Particularmente, essa limitação é mais provável em personagens sobre os quais o modelo não teve suficiente acesso a dados e treinamentos. Neste caso, a tendência é ter uma versão estereotipada da persona. Como exemplo, dificilmente o ChatGPT e afins serão capazes de assumir o papel de um artesão popular, pertencente a uma classe social marginalizada, com sua linguagem característica, por exemplo.

O fenômeno “e aí rapaziada”, uma possibilidade real e concreta ao se utilizar uma persona estereotipada.
Além disso, os chatbots também são treinados a serem solícitos, concordando com o usuário e reelaborando suas respostas frequentemente. Com isso, não “fecham” com um ponto de vista, como seria o necessário para uma persona que tenha como objetivo causar fricção, tensionar os saberes e os conhecimentos dos alunos.
Como o educador Leon Vurze ressalta, os modelos de IA Generativa apresentam um comportamento de “bajulação sintética” (synthetic sicophancy, no original). Isto é, eles tendem a concordar conosco, mesmo quando estamos equivocados e sempre que demonstramos insatisfação com as respostas. Tal comportamento, inclusive já foi identificado por pesquisas da Anthropic, desenvolvedora do Claude.
E como sempre, quando falamos da IA Generativa, a tecnologia está condicionada ao risco de alucinações, isto é, a geração de respostas possíveis, mas factualmente incorretas. Por sua vez, os vieses e a falta de sensibilidade em relação a formas de interação que são culturais compõe um quadro de desafio ético.

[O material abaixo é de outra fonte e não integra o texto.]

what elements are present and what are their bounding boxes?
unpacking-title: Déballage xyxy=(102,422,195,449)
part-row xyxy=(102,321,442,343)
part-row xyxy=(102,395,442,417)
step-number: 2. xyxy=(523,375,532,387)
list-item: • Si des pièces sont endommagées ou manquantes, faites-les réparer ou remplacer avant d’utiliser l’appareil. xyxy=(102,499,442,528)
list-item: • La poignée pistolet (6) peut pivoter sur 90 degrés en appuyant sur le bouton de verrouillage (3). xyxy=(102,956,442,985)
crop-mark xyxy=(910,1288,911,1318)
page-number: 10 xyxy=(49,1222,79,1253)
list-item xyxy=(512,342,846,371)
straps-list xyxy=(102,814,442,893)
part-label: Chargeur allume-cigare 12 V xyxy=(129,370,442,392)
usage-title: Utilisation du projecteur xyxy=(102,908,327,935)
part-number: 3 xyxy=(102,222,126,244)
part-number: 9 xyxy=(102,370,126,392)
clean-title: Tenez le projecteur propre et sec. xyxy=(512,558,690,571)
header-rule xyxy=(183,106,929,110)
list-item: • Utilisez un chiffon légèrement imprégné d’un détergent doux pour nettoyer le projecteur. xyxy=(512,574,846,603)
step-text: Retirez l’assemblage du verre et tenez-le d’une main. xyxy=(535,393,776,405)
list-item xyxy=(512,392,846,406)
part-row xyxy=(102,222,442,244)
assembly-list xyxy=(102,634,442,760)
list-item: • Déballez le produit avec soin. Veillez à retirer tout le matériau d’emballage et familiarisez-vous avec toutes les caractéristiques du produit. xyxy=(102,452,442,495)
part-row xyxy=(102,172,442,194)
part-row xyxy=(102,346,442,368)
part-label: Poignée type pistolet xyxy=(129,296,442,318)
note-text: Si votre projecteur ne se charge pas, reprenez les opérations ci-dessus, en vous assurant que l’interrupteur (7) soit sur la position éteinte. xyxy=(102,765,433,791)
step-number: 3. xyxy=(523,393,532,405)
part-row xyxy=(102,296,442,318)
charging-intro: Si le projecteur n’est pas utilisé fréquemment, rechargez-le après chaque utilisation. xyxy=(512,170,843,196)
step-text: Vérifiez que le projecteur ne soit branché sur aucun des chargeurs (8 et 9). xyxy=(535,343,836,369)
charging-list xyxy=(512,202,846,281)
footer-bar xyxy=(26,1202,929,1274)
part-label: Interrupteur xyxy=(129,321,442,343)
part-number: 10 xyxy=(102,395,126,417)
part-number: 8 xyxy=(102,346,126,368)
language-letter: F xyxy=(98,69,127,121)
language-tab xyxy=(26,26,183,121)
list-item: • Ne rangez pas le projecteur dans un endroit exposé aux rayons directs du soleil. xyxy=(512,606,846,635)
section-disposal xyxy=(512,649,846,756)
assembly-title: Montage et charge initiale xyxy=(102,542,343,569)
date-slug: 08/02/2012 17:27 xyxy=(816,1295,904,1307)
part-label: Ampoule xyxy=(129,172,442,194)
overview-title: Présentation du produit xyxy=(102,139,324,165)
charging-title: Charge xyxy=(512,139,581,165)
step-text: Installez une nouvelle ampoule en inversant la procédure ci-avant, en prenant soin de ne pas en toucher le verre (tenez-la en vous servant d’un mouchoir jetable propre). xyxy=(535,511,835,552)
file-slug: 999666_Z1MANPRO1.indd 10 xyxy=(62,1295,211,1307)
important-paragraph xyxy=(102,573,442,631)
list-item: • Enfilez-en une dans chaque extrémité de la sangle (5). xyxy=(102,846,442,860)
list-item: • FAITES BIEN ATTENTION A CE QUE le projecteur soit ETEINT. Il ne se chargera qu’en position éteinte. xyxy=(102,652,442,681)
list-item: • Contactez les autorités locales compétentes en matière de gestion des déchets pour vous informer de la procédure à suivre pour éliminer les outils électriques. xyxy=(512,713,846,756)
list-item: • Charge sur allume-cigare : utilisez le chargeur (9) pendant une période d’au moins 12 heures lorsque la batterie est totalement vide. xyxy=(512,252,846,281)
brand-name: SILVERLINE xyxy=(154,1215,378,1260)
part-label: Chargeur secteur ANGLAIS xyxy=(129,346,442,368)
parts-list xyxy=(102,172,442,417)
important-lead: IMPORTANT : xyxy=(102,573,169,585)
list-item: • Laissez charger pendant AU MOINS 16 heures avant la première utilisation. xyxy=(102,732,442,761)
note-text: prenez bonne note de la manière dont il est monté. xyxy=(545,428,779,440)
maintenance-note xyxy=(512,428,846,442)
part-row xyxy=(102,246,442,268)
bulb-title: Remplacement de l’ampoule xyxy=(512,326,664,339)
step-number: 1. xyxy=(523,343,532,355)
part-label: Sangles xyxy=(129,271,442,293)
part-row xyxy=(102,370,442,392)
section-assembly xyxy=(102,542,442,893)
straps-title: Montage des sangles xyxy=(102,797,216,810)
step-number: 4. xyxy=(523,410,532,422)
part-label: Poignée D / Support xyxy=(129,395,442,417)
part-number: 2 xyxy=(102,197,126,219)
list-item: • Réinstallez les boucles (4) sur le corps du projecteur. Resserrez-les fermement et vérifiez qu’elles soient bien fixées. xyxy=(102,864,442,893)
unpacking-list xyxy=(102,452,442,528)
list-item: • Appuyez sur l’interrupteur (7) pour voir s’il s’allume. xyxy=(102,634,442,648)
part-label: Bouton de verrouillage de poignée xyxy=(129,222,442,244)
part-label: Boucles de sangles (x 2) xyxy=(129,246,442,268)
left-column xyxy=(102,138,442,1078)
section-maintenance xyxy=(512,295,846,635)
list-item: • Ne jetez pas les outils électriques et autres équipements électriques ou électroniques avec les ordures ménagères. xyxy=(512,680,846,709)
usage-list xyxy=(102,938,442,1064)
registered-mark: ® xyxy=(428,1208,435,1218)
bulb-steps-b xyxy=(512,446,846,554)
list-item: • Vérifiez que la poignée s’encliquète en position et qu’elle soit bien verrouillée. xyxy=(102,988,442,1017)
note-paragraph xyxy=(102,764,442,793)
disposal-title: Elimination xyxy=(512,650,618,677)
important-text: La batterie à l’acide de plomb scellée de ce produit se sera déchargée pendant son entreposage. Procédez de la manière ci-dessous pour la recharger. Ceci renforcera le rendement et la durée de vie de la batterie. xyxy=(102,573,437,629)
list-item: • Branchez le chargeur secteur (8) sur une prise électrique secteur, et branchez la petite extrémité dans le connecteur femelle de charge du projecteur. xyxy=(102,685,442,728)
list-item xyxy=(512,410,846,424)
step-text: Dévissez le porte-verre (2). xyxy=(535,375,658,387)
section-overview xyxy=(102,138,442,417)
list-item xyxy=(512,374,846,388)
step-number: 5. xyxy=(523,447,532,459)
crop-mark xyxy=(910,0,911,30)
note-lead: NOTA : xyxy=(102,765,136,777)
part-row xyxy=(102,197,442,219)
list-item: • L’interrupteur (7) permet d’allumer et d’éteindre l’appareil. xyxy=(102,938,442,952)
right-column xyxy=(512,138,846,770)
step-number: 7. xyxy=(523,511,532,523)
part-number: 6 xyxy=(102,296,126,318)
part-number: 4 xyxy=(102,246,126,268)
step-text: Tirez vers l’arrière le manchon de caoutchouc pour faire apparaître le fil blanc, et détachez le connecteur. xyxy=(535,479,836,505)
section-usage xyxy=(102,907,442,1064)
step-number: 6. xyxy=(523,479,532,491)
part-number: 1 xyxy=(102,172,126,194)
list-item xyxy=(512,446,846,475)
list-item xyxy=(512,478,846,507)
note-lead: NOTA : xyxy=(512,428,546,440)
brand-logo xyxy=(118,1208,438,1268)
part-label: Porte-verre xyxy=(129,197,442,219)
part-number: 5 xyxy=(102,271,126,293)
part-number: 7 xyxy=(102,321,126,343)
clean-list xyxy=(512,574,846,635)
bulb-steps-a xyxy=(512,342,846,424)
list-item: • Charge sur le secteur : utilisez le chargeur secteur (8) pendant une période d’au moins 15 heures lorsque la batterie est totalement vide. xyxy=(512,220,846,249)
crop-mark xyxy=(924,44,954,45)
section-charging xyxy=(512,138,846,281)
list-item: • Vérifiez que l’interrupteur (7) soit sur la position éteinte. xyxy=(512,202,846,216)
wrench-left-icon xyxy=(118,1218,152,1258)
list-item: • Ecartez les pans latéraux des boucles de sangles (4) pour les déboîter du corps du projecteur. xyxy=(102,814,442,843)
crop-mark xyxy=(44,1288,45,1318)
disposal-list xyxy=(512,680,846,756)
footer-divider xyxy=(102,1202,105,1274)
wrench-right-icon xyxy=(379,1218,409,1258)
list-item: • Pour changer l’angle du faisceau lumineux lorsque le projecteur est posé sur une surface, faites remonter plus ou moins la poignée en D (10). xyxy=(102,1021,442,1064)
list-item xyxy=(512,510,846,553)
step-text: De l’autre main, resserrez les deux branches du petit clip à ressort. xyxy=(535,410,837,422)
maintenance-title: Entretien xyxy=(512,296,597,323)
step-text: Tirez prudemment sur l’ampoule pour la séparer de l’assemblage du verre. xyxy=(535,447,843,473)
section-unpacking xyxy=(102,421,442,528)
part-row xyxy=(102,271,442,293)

Finalmente, existe o risco de dependência, para não dizer apego excessivo, ao uso de personagens virtuais, principalmente por parte de adolescentes. Infelizmente, temos notícias de como certas aplicações, como a Carachter.IA estão envolvidas em processos de alienação, com consequências graves.
Em suma, o uso pedagógico de personas é um dos mais interessantes, no atual estado da tecnologia da IA. Sintetizando, elas possibilitam cenários de uma prática situada e de uma aprendizagem relevante, fazendo uso da característica definidora de um chatbot, que é a interação em linguagem natural. Por outro lado, suas deficiências, como são as alucinações ou mesmo a incapacidade de assumirem representações convincentes, demandam cuidado e atenção em sua utilização.